Combine a queue and a job dispatcher to make this happen. Side note – Gearman, while cool, doesn’t do this – it dispatches work but it doesn’t decouple action from outcome – should be used to scale work that can’t be decoupled. (Yes it does, says dude in crowd.)
It often boils down to “don’t be an idiot.” His words not mine. I like this guy. Performance is easier than scaling. Extremely high perf systems tend to be easier to scale because they don’t have to scale as much.
e.g. An email marketing campaign with an URL not ending in a trailing slash. Guess what, you just doubled your hits. Use the damn trailing slash to avoid 302s.

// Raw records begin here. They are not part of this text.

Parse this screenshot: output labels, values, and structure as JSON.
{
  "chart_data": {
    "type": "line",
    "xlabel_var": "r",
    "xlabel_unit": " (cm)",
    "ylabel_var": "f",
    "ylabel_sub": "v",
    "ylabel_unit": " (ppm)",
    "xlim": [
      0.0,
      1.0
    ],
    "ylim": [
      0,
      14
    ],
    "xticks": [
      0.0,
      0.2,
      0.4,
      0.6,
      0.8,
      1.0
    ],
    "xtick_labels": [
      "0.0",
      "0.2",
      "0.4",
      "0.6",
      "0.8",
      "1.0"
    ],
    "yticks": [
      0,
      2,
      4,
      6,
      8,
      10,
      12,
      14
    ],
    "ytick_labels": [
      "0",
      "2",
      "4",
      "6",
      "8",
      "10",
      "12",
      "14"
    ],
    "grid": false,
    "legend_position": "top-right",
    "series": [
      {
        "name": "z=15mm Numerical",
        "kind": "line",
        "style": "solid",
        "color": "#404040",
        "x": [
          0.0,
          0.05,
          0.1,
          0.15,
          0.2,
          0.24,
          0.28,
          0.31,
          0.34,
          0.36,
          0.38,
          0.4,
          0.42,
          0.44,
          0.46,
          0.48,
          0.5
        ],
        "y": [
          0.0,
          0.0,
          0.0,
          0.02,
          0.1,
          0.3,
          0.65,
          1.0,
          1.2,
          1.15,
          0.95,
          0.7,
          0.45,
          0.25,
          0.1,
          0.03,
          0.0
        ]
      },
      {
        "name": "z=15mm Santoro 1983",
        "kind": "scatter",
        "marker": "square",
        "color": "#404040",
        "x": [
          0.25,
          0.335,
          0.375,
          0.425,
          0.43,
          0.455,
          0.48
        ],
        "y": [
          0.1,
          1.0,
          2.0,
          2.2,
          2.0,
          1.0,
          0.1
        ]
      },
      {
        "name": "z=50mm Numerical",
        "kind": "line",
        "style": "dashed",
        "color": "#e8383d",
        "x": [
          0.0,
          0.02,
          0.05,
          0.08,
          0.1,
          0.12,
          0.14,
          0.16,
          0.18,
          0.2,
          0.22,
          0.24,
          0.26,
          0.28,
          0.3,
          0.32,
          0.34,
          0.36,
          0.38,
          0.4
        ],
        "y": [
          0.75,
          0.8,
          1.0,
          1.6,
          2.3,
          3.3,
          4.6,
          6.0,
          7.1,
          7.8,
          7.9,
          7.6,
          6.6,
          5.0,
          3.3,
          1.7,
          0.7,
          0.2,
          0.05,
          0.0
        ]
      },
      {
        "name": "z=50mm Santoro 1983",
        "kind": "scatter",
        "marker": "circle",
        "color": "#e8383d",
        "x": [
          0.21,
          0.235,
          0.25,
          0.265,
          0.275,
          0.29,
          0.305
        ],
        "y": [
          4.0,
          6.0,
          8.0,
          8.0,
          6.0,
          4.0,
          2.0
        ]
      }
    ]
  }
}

How do you stop everyone from being an idiot though? Every person who sends a mass email from your company? That’s our problem – with more than fifty programmers and business people generating apps and content for our Web site, there is always a weakest link.
Caching should be controlled not prevented in nearly any circumstance.
Understand the problem. going from 100k to 10MM users – don’t just bucketize in small chunks and assume it will scale. Allow for margin for error. Designing for 100x or 1000x requires a profound understanding of the problem.
Example – I plan for a traffic spike of 3000 new visitors/sec. My page is about 300k. CPU bound. 8ms service time. Calculate servers needed. If I varnish the static assets, the calculation says I need 3-4 machines. But do the math and it’s 8 GB/sec of throughput. No way. At 1.5MM packets/sec – the firewall dies. You have to keep the whole system in mind.
So spread out static resources across multiple datacenters, agg’d pipes.
The rest is only 350 Mbps, 75k packets per second, doable – except the 302 adds 50% overage in packets per sec.
Last bonus thought – use zfs/dtrace for dbs, so run them on solaris!